B.A. Indiana University
B.S. Ball State University
Ph.D. Florida Institute of Technology
Dr. Shaw has been teaching full time at the university level since 1980 and is a member of the American Mathematical Society and the International Federation of Nonlinear Analysts. At the January 1992 joint meeting of the AMS and MAA conference in Baltimore, Maryland, he presented a talk at the AMS session of Ordinary Differential Equations on “Kronecker Product Self-adjoint Boundary Value Problems,” attended the MAA minicourse on the use of CAS calculators in calculus and linear algebra. He was selected (in June 1993) to attend the Duke University Workshop on Calculus as a Laboratory course, which was funded by the NSF. Dr. Shaw presented a talk at the second international conference of Dynamic Systems and Applications in May 1995 on “Some Qualitative Results of Matrix Differential Equations Using Generalized Norms
Shaw, M.D. and C. Yakar. September 1998. "Generalized Variation of Parameters with Initial Time Difference and a Comparison Result in Terms of Lyapunov-like Functions;" International Journal of Nonlinear Differential Equations Theory-Methods and Applications.
Shaw, M.D. and C. Yakar.
1998. "Stability Criteria and Slowly Growing Motions with Initial Time Difference," Problems of Nonlinear Analysis in Engineering Systems.
Murty, K.N. and M.D. Shaw. 1998. "On Kronecker Product Self-adjoint Boundary Value
Problems;" Journal of Mathematical and Physical Sciences.
Liu, X. and M.D. Shaw. June 1997. "Boundedness in Terms of Two Measures for Perturbed Systems by Generalized Variation of Parameters;" Communication in Applied Analysis.
Shaw, M.D. 1995. "Generalized Stability of Motion and Matrix Lyapunov Functions;" Journal of Mathematical Analysis and Applications, Vol. 189, pp. 104-114.
Shaw, M.D., Knoll, Johnson and Evans. 1995. Discovering Calculus with Mathematica, 2nd Ed., John Wiley and Sons Inc.
Dr. Shaw’s current research investigates nonlinear variation of parameters with initial time difference and variational comparison results of Lyapunov-like functions and stability criteria and slowly growing motions with initial time difference. His current teaching projects involve the calculus mastery learning program at Florida Tech. He has integrated the use of graphics calculators into the curriculum and is now using computer algebra systems of Mathematica and MATLAB as tools to help students in first- and second-year calculus; in differential equations with linear algebra course, in undergraduate and graduate linear algebra, and in the graduate course Mathematical Methods in Science and Engineering.
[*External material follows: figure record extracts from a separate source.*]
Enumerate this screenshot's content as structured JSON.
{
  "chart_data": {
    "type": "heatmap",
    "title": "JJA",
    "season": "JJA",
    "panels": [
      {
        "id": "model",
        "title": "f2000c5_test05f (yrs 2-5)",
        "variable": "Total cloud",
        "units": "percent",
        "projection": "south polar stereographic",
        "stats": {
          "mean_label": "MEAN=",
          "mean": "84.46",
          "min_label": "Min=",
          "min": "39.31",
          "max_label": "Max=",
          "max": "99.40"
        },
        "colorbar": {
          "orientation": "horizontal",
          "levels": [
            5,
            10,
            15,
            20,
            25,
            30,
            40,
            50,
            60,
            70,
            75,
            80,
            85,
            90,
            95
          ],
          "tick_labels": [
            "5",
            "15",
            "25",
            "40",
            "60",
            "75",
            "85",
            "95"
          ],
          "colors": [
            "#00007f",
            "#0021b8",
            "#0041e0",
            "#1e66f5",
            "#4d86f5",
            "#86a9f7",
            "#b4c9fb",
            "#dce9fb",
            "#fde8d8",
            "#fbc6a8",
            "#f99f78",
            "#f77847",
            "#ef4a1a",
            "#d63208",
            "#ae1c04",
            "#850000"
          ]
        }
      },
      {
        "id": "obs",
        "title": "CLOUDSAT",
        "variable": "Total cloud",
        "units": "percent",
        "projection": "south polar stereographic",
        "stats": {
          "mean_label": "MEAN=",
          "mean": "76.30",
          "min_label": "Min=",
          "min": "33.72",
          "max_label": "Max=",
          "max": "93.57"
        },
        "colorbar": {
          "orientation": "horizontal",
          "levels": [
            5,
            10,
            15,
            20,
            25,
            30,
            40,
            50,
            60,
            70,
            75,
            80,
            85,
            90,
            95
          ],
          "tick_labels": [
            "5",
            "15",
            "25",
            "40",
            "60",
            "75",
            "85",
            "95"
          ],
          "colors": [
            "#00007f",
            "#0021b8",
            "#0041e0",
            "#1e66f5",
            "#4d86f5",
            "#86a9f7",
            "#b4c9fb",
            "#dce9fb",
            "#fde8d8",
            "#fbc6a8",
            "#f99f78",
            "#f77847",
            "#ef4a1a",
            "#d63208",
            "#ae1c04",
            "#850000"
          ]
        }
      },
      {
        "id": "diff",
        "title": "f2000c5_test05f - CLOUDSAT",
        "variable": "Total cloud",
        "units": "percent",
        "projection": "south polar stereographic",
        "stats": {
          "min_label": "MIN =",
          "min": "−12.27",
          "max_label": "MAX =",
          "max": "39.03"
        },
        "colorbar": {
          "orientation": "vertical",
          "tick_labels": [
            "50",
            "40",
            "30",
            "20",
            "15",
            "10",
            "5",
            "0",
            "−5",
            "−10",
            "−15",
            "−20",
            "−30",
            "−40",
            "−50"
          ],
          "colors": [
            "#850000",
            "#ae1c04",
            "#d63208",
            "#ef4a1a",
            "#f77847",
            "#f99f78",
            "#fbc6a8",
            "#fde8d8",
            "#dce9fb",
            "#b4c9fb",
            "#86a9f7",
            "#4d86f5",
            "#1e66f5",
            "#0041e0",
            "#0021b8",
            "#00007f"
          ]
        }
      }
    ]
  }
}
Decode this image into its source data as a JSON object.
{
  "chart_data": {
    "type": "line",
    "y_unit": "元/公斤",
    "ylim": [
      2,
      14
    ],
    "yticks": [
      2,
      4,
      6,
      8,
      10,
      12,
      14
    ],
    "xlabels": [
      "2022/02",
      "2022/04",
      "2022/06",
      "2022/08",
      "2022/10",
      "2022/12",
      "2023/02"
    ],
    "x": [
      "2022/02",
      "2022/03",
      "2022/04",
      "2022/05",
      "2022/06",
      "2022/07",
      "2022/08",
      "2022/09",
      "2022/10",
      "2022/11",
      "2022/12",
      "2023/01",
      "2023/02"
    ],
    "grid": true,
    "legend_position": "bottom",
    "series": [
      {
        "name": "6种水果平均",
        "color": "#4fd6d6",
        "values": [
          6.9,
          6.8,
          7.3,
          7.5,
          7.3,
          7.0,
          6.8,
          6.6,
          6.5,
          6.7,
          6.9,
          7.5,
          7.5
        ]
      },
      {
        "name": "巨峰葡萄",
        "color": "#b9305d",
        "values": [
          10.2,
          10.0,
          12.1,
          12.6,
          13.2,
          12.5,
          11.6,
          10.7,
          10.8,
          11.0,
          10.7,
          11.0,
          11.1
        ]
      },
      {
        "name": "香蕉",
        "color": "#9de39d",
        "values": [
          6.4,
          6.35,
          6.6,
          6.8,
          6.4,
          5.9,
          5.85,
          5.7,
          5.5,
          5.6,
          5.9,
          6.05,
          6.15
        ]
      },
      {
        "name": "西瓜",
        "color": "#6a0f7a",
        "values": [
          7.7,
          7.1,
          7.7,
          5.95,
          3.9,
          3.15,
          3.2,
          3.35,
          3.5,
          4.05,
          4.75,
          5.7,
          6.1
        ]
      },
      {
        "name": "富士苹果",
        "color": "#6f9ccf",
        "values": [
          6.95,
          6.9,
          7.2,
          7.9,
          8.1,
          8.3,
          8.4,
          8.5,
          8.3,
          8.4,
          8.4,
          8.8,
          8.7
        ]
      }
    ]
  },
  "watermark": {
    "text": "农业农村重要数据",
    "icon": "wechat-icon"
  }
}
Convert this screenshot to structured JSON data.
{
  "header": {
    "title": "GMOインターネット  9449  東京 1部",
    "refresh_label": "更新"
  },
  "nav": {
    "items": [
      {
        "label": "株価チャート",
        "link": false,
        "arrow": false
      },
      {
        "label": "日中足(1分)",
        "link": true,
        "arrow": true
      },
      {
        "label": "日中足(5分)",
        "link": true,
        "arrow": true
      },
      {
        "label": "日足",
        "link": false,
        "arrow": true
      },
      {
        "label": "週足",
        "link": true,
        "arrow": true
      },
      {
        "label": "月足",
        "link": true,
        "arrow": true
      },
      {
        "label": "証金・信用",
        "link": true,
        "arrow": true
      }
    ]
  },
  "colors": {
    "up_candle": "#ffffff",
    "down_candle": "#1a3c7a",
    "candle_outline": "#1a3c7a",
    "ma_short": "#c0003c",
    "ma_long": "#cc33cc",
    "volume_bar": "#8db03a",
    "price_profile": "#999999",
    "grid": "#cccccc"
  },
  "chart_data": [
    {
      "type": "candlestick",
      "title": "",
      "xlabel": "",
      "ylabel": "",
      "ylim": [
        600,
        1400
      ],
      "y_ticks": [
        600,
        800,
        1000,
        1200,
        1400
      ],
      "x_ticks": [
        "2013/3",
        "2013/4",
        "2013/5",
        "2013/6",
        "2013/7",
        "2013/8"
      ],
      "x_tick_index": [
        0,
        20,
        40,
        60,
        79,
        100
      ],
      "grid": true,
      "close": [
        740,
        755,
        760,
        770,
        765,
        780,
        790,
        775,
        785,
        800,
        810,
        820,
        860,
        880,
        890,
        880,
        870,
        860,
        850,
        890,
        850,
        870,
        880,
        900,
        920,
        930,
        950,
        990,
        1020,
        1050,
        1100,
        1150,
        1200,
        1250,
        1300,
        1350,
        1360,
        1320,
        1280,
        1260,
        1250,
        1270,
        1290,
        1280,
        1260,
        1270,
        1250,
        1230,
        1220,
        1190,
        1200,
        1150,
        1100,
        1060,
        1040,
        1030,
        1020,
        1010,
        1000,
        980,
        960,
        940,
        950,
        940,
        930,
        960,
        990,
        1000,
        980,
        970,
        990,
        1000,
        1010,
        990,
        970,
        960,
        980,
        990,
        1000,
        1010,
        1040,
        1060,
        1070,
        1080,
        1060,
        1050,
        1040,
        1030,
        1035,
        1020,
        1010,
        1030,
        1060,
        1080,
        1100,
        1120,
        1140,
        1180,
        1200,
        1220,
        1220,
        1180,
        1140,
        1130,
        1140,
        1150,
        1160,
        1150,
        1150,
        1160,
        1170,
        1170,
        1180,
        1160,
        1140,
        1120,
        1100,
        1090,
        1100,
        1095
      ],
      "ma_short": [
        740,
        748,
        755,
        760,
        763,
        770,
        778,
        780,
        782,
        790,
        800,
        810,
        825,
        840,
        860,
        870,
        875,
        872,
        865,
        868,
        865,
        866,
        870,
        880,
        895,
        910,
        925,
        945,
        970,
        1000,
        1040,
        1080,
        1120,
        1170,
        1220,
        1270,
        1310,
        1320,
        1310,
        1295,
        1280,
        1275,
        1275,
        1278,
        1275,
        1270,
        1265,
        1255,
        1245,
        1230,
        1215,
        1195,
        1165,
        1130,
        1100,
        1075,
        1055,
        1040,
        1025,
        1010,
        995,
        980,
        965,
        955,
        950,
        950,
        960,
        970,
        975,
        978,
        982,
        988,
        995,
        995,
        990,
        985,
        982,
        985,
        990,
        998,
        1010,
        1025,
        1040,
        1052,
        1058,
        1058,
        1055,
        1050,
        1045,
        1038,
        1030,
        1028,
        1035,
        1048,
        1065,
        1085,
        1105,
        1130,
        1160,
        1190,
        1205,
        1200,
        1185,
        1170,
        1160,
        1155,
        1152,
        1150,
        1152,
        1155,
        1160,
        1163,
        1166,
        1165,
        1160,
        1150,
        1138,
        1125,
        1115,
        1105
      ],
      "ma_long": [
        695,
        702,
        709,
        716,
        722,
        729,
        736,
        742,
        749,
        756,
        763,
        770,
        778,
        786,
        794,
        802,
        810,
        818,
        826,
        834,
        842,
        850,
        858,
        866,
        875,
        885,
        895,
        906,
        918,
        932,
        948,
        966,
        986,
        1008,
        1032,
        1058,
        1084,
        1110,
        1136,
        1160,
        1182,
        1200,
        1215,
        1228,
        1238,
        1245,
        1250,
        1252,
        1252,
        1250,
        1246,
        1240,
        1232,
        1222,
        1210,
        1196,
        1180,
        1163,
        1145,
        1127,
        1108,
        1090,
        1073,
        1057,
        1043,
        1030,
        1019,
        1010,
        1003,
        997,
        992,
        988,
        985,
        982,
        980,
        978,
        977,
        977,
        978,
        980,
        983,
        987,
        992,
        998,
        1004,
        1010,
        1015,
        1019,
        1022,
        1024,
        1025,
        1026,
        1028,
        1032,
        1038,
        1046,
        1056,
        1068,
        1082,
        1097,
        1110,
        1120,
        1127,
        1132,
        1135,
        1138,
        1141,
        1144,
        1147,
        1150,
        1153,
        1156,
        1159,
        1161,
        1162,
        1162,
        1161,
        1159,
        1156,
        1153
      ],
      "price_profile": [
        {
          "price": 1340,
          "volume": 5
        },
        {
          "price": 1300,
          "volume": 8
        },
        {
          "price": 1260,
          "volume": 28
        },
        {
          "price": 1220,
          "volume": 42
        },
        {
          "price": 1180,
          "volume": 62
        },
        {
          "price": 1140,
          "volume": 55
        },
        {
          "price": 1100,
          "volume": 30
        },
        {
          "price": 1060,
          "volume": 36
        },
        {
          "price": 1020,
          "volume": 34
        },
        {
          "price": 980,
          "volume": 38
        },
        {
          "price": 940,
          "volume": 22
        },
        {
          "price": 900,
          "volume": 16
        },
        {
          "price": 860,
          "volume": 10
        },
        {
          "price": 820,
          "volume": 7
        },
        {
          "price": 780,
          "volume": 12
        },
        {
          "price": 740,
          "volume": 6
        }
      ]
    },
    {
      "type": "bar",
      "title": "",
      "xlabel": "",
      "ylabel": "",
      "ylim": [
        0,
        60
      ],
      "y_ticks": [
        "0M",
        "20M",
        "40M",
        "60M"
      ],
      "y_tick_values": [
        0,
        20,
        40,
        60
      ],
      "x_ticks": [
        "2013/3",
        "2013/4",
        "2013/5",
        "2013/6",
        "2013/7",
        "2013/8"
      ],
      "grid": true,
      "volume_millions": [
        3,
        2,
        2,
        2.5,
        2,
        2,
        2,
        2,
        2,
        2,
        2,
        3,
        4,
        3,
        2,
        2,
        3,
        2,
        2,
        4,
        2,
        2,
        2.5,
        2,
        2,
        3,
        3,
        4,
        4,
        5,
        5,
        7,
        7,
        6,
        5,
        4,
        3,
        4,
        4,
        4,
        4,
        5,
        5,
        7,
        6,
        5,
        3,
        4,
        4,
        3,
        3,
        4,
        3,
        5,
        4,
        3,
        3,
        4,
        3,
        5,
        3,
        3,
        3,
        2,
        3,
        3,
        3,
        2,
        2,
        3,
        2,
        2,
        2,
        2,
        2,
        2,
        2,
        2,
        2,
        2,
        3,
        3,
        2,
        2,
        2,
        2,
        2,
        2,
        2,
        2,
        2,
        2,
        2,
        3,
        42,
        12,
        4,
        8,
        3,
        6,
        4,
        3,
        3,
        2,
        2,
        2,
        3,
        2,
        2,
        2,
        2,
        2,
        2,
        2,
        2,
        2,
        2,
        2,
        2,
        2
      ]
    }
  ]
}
Research & Project Interests
Dr. Shaw’s main research is in stability analysis of nonlinear systems. This includes analysis of vector and matrix differential equations (linear and nonlinear) in which generalized variation of parameter methods are quite fruitful. He has studied the boundedness of perturbed systems in terms of two measures and most recently is investigating stability criteria for perturbed and unperturbed differential systems with initial time differences. He has also worked on Kronecker product self-adjoint boundary value problems and on nonlocal sensitivity analysis of general nonlinear Lyapunov systems that arise in a number of areas of control engineering, dynamical systems and optimal filters.